Explaining accesses to electronic medical records using diagnosis information
- Correspondence to Daniel Fabbri, Electrical Engineering & Computer Science, University of Michigan, 2260 Hayward Avenue, Ann Arbor, MI 48109, USA;
- Received 12 April 2012
- Accepted 30 September 2012
- Published Online First 2 November 2012
Objective Ensuring the security and appropriate use of patient health information contained within electronic medical records systems is challenging. Observing these difficulties, we present an addition to the explanation-based auditing system (EBAS) that attempts to determine the clinical or operational reason why accesses occur to medical records based on patient diagnosis information. Accesses that can be explained with a reason are filtered so that the compliance officer has fewer suspicious accesses to review manually.
Methods Our hypothesis is that specific hospital employees are responsible for treating a given diagnosis. For example, Dr Carl accessed Alice's medical record because Hem/Onc employees are responsible for chemotherapy patients. We present metrics to determine which employees are responsible for a diagnosis and quantify their confidence. The auditing system attempts to use this responsibility information to determine the reason why an access occurred. We evaluate the auditing system's classification quality using data from the University of Michigan Health System.

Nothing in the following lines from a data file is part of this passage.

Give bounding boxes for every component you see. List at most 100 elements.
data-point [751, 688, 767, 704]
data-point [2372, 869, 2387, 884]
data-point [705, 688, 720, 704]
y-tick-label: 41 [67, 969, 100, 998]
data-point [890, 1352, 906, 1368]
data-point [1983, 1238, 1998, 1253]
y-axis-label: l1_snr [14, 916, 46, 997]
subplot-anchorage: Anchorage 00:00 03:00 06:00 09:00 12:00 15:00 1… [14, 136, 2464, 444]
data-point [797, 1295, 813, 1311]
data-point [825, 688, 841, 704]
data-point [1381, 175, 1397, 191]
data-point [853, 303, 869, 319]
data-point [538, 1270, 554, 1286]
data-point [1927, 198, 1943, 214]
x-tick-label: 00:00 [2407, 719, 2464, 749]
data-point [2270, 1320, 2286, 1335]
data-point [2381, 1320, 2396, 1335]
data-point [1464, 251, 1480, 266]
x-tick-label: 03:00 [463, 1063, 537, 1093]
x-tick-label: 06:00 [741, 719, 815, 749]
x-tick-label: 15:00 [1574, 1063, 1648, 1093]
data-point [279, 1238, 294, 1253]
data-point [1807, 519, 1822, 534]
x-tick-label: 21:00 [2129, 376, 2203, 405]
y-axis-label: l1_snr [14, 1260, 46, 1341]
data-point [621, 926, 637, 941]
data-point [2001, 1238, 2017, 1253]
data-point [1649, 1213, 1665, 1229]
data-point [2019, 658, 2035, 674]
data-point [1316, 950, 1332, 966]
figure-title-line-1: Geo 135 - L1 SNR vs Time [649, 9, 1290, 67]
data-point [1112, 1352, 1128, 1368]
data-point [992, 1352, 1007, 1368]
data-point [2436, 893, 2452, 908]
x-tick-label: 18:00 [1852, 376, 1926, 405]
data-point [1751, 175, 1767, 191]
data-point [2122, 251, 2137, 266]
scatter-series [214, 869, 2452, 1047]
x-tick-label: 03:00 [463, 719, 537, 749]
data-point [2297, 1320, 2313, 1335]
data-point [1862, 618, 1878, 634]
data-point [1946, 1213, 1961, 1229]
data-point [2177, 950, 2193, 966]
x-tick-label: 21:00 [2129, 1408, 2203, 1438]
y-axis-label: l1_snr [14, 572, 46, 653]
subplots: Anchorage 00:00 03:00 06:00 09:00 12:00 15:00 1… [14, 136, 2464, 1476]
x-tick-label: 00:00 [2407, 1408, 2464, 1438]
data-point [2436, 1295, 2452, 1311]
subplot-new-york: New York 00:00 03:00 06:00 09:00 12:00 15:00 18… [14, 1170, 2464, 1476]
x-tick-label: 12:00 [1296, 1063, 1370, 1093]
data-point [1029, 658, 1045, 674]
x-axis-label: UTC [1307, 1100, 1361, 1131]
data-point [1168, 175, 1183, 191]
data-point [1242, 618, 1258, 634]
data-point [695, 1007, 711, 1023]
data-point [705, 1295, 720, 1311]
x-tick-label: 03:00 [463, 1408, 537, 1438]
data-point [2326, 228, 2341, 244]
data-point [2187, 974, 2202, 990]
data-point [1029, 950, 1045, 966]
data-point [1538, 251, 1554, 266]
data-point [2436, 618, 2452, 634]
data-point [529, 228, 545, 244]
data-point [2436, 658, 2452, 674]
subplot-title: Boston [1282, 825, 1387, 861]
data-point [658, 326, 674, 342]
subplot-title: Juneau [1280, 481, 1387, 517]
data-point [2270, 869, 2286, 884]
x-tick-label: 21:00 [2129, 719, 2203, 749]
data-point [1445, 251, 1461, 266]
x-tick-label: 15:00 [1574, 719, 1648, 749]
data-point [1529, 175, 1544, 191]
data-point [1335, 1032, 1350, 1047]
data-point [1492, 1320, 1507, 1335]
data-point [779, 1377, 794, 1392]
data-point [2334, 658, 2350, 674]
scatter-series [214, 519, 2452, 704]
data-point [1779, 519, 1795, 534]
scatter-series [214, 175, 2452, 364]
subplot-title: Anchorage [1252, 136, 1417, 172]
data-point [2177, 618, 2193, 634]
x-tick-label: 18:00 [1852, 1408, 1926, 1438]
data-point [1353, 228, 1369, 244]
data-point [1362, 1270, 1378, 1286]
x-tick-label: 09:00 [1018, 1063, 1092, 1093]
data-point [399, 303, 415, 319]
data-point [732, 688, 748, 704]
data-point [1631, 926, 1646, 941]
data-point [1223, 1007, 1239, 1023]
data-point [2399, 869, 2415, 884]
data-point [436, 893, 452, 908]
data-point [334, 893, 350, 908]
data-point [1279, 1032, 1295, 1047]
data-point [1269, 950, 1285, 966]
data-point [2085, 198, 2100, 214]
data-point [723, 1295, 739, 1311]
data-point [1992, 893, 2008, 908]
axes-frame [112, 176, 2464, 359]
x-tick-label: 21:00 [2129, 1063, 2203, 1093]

Results The EBAS correctly determines which departments are responsible for a given diagnosis. Adding this responsibility information to the EBAS increases the number of first accesses explained by a factor of two over previous work and explains over 94% of all accesses with high precision.
Conclusions The EBAS serves as a complementary security tool for personal health information. It filters a majority of accesses such that it is more feasible for a compliance officer to review the remaining suspicious accesses manually.